Indicative values for a portion of 150 g processed in an automated way starting from the nutritional information available on the CREA* and FoodData Central** databases. It is not food and / or nutritional advice.

* CREATES Food and Nutrition Research Center: https://www.crea.gov.it/alimenti-e-nutrizione https://www.alimentinutrizione.it ** U.S. Department of Agriculture, Agricultural Research Service. FoodData Central, 2019. https://fdc.nal.usda.gov

Ingredients

  • 11 oz spaghetti
  • 1 lemon (organic)
  • to taste chopped parsley
  • 1 clove garlic
  • 3 tbsp extra virgin olive oil
  • 6.3 oz tuna in oil
  • 6 capers

Tools

  • 1 Frying Pan
  • 1 Pot
  • Lemon Graters

Steps

  • The first thing to do is to boil the spaghetti in plenty of salted water.

  • In a pot, sauté two cloves of garlic with EVO oil.

  • Add the drained tuna from its oil

  • The juice of the lemon with the grated peel.

  • The capers and parsley stems.

  • Add two ladles of pasta cooking water.

  • and stir it like risotto.

  • Add the chopped parsley and serve the lemon and tuna spaghetti.

Author image

isaporidiethra

Hello everyone and welcome to my blog.
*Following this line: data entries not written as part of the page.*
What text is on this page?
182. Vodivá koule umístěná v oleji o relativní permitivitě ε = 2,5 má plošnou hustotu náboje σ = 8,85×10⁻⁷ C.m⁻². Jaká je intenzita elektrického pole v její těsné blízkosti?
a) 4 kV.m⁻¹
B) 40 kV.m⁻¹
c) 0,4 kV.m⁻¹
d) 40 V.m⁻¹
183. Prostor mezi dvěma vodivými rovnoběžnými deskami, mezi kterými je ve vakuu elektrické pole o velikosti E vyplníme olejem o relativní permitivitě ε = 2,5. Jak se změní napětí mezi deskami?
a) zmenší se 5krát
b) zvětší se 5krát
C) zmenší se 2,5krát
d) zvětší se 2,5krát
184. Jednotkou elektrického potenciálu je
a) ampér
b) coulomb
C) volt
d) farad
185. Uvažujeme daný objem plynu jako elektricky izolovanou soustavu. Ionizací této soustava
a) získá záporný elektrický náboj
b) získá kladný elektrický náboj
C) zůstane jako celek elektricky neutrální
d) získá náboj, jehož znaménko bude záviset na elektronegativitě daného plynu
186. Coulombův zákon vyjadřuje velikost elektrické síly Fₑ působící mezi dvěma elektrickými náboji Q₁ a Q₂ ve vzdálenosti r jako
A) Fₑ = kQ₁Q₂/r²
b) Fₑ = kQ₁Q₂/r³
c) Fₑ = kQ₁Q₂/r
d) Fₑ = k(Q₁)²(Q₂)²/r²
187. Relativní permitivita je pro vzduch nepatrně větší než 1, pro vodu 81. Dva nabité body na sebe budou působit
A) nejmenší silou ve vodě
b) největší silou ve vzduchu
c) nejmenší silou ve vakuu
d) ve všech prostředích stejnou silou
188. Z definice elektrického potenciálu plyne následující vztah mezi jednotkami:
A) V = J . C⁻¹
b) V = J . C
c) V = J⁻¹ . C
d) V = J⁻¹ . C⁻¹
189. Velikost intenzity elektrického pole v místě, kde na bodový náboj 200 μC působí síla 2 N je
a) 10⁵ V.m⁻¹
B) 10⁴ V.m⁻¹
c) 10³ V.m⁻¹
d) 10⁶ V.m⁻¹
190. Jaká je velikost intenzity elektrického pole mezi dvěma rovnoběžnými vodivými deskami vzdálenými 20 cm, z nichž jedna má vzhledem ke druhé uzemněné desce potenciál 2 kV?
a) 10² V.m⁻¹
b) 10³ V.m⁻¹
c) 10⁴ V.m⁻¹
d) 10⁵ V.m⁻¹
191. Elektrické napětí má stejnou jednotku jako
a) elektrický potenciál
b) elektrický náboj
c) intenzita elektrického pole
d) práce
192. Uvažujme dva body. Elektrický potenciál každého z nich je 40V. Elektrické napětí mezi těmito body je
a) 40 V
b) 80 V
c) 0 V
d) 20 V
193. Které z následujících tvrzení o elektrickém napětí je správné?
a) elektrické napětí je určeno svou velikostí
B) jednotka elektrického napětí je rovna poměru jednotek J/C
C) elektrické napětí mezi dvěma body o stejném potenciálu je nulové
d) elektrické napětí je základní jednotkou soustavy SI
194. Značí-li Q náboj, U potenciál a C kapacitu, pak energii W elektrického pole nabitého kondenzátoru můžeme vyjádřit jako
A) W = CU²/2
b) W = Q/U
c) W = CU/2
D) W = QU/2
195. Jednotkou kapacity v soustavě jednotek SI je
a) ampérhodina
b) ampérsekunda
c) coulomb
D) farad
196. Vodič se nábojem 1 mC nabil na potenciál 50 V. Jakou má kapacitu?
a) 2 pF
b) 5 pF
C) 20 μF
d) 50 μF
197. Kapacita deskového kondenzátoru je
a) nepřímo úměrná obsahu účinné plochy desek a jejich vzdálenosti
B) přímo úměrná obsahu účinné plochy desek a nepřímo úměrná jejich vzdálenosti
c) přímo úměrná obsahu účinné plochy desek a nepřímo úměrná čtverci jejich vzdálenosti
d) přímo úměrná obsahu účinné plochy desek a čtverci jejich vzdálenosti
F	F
My name is Francesca, a true native of Taranto. I love cooking desserts and traditional dishes, and my inspiration comes from the women in my family. Photography, for me, is about capturing the moment… in a shot, you hold your breath and then start again, savoring every little detail as you develop it. Why Ethra? She was the wife of Phalanthus, the founder of Taranto, the Spartan city. I'd like to take this opportunity to thank you all… there are already so many of you following me. Thank you, thank you, thank you!